May 21st, 2015
Meet Erin Manuel, an incredible 13-year old from a small town in North Carolina. For the last several months, Erin has been passionately raising money for What If at the farmer’s market and through other fundraising efforts. We are so inspired by Erin’s efforts and huge heart that we want to share her story with you.
Erin was just 7 years old when the earthquake struck Haiti. In her words, “it really moved me. I didn’t really think about it and ran to my room and dumped out my piggy bank, and ran back and gave it to my mom and said here’s $3.08 cents, can you give this to Haiti?” From that point on, Erin became focused on doing all she could to raise more money to help the people of Haiti. She began attending every farmers’ market and craft fair in her community. She sold baked goods and greeting cards she made from her own photography. She sold bookmarks her mother laminated from her drawings and “Love Buddies” – little handmade clay sculptures she created. She played her violin. Over time, as she devoted every Friday and Saturday to this effort, Erin turned $3.08 into substantially more.
For four years, she raised money for Partners In Health, sending more than $12,000 to support their community-based healthcare work. And then one day, her mom returned from the library with the book, “On that Day Everybody Ate,” by What If founder, Margaret Trost.

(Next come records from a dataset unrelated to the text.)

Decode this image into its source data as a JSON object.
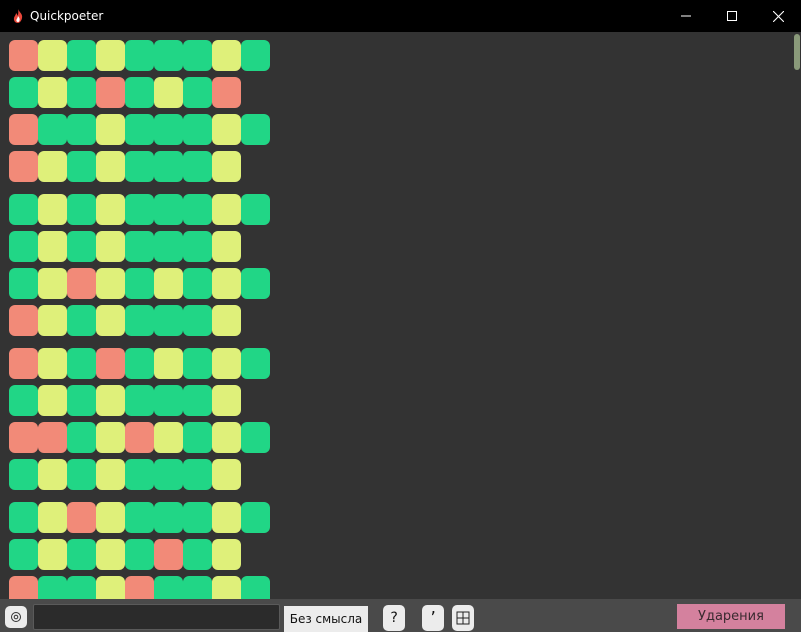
{
  "window": {
    "title": "Quickpoeter",
    "icons": {
      "app": "flame-icon",
      "minimize": "minimize-icon",
      "maximize": "maximize-icon",
      "close": "close-icon"
    }
  },
  "legend_colors": {
    "stressed": "#f28a78",
    "unstressed": "#21d686",
    "ambiguous": "#dff07a"
  },
  "grid": {
    "rows": [
      [
        "r",
        "y",
        "g",
        "y",
        "g",
        "g",
        "g",
        "y",
        "g"
      ],
      [
        "g",
        "y",
        "g",
        "r",
        "g",
        "y",
        "g",
        "r"
      ],
      [
        "r",
        "g",
        "g",
        "y",
        "g",
        "g",
        "g",
        "y",
        "g"
      ],
      [
        "r",
        "y",
        "g",
        "y",
        "g",
        "g",
        "g",
        "y"
      ],
      null,
      [
        "g",
        "y",
        "g",
        "y",
        "g",
        "g",
        "g",
        "y",
        "g"
      ],
      [
        "g",
        "y",
        "g",
        "y",
        "g",
        "g",
        "g",
        "y"
      ],
      [
        "g",
        "y",
        "r",
        "y",
        "g",
        "y",
        "g",
        "y",
        "g"
      ],
      [
        "r",
        "y",
        "g",
        "y",
        "g",
        "g",
        "g",
        "y"
      ],
      null,
      [
        "r",
        "y",
        "g",
        "r",
        "g",
        "y",
        "g",
        "y",
        "g"
      ],
      [
        "g",
        "y",
        "g",
        "y",
        "g",
        "g",
        "g",
        "y"
      ],
      [
        "r",
        "r",
        "g",
        "y",
        "r",
        "y",
        "g",
        "y",
        "g"
      ],
      [
        "g",
        "y",
        "g",
        "y",
        "g",
        "g",
        "g",
        "y"
      ],
      null,
      [
        "g",
        "y",
        "r",
        "y",
        "g",
        "g",
        "g",
        "y",
        "g"
      ],
      [
        "g",
        "y",
        "g",
        "y",
        "g",
        "r",
        "g",
        "y"
      ],
      [
        "r",
        "g",
        "g",
        "y",
        "r",
        "g",
        "g",
        "y",
        "g"
      ]
    ]
  },
  "toolbar": {
    "settings_icon": "gear-icon",
    "input_value": "",
    "mode_label": "Без смысла",
    "help_label": "?",
    "apostrophe_label": "’",
    "grid_icon": "grid-icon",
    "stress_label": "Ударения"
  }
}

After Erin read it, she decided she wanted to help the What If? Foundation too.
I really loved Mrs. Trost’s description of how she came to create that organization, after seeing all those children coming up to say, “Do you have something to eat? We’re so hungry.” And she got inspired by that. The reader really gets inspired by that as well. So I wanted to help all those children too.
In addition to attending farmers’ markets, Erin gives presentations in colleges, high schools, and elementary schools, raising awareness among audiences of all ages about the need in Haiti. Sometimes fundraising is personally challenging, as Erin relates:
It’s really hard at times, and I’m an introvert. So it was really hard being at the farmer’s market and saying to every single person that came up to my stand, “Hey I’m raising money for Haiti.”

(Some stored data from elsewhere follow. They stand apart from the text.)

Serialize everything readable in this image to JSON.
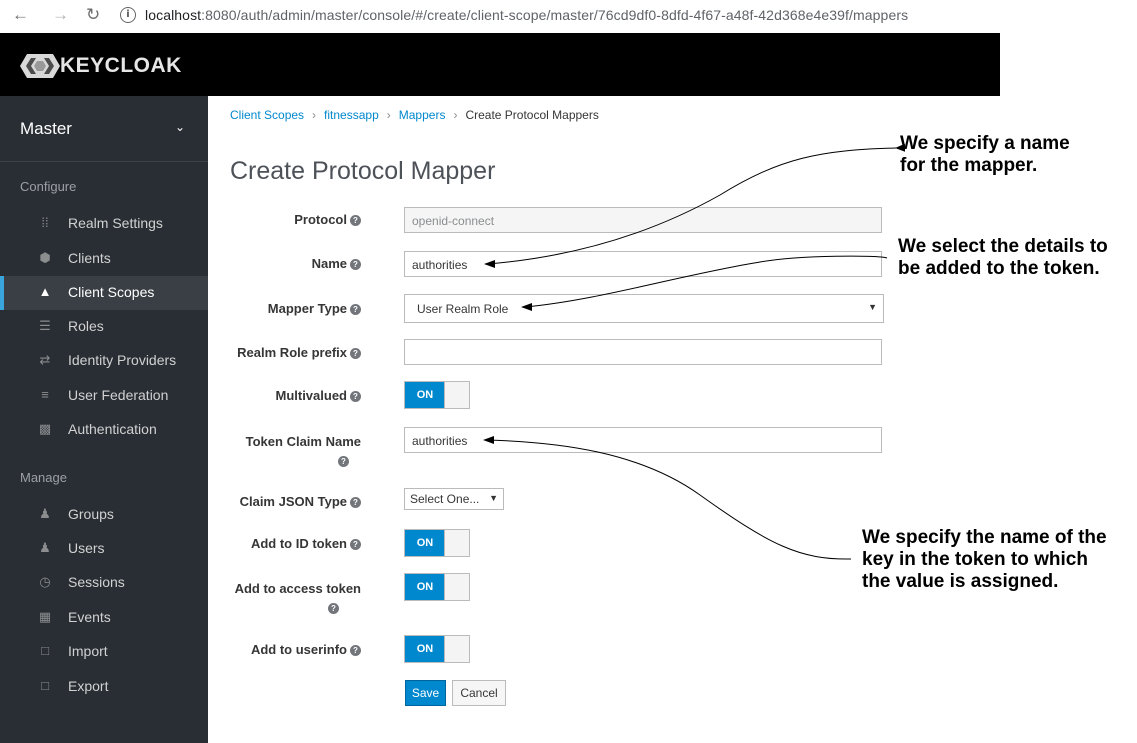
{
  "browser": {
    "url_host": "localhost",
    "url_rest": ":8080/auth/admin/master/console/#/create/client-scope/master/76cd9df0-8dfd-4f67-a48f-42d368e4e39f/mappers"
  },
  "header": {
    "logo_text": "KEYCLOAK"
  },
  "sidebar": {
    "realm": "Master",
    "configure_label": "Configure",
    "manage_label": "Manage",
    "configure_items": [
      {
        "label": "Realm Settings",
        "icon": "sliders-icon"
      },
      {
        "label": "Clients",
        "icon": "cube-icon"
      },
      {
        "label": "Client Scopes",
        "icon": "cubes-icon",
        "active": true
      },
      {
        "label": "Roles",
        "icon": "list-icon"
      },
      {
        "label": "Identity Providers",
        "icon": "exchange-icon"
      },
      {
        "label": "User Federation",
        "icon": "database-icon"
      },
      {
        "label": "Authentication",
        "icon": "lock-icon"
      }
    ],
    "manage_items": [
      {
        "label": "Groups",
        "icon": "users-icon"
      },
      {
        "label": "Users",
        "icon": "user-icon"
      },
      {
        "label": "Sessions",
        "icon": "clock-icon"
      },
      {
        "label": "Events",
        "icon": "calendar-icon"
      },
      {
        "label": "Import",
        "icon": "import-icon"
      },
      {
        "label": "Export",
        "icon": "export-icon"
      }
    ]
  },
  "breadcrumb": {
    "items": [
      "Client Scopes",
      "fitnessapp",
      "Mappers"
    ],
    "current": "Create Protocol Mappers"
  },
  "page_title": "Create Protocol Mapper",
  "form": {
    "protocol_label": "Protocol",
    "protocol_value": "openid-connect",
    "name_label": "Name",
    "name_value": "authorities",
    "mapper_type_label": "Mapper Type",
    "mapper_type_value": "User Realm Role",
    "realm_role_prefix_label": "Realm Role prefix",
    "realm_role_prefix_value": "",
    "multivalued_label": "Multivalued",
    "multivalued_state": "ON",
    "token_claim_name_label": "Token Claim Name",
    "token_claim_name_value": "authorities",
    "claim_json_type_label": "Claim JSON Type",
    "claim_json_type_value": "Select One...",
    "add_to_id_token_label": "Add to ID token",
    "add_to_id_token_state": "ON",
    "add_to_access_token_label": "Add to access token",
    "add_to_access_token_state": "ON",
    "add_to_userinfo_label": "Add to userinfo",
    "add_to_userinfo_state": "ON",
    "save_label": "Save",
    "cancel_label": "Cancel"
  },
  "annotations": {
    "name_line1": "We specify a name",
    "name_line2": "for the mapper.",
    "type_line1": "We select the details to",
    "type_line2": "be added to the token.",
    "claim_line1": "We specify the name of the",
    "claim_line2": "key in the token to which",
    "claim_line3": "the value is assigned."
  },
  "colors": {
    "accent": "#0088ce",
    "sidebar_bg": "#292e34",
    "header_bg": "#000000",
    "active_bar": "#39a5dc"
  }
}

But she pushes through her fears by focusing on the children she is helping. Photos of girls and boys at the food program motivate her, “like on the front cover of Ms. Trost’s book, like that boy eating that food, and just seeing some of the images from the website.” Knowing that she’s helping people in need keeps her going.

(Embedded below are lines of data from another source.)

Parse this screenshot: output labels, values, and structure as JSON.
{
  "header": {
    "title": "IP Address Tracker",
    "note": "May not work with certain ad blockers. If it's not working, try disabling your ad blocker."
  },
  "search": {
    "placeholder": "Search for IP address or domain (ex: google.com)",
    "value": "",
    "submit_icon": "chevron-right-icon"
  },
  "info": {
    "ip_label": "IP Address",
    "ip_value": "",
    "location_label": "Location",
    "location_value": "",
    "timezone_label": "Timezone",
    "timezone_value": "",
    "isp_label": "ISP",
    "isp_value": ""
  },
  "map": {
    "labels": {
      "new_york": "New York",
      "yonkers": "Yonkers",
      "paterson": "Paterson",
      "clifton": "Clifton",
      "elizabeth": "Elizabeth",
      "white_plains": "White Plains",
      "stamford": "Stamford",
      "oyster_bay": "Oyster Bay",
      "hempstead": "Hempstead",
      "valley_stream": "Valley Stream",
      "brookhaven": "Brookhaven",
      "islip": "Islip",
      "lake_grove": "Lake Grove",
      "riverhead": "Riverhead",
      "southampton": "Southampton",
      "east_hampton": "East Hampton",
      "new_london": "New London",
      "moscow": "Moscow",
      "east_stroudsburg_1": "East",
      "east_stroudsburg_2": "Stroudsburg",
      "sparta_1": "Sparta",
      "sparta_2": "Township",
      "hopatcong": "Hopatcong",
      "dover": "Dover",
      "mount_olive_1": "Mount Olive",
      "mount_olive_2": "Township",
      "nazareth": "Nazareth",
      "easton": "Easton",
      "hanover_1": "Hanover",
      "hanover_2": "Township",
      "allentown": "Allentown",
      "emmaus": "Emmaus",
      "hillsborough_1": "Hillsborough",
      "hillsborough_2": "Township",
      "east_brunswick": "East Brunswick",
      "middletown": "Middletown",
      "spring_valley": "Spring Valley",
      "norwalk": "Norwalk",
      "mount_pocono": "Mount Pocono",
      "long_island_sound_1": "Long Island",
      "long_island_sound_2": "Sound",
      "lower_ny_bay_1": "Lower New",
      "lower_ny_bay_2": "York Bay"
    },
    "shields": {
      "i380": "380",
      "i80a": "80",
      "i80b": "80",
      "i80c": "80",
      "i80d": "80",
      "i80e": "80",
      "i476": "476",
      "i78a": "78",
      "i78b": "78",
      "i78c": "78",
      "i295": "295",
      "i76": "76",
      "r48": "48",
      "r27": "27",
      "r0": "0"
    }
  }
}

Erin shared that her fundraising efforts have inspired others to take action too:
I had one second grade girl come up to me about a week after my presentation to say, “Erin, you inspired me, and now my family and I are volunteering at an animal shelter.” That’s one of the most rewarding things for me, to know that I help kids feel like they can do something to help people. It’s just a chain reaction that I really like to be part of.
Erin envisions a Haiti where kids aren’t hungry, and where they live in safe, strong housing. She believes it’s important for change to come from within Haiti, and through partnerships where Haitians lead and run the programs. “That’s one of the things that the What If? Foundation and Partners In Health really do (well), is really partner with the people there.”
Erin would love to go to Haiti someday, with arms full of stuffed animals to bring to kids in hospitals. She also wants to visit the food and education programs she’s helped fund through What If, and to meet our partners at Na Rive and the children in Ti Plas Kazo.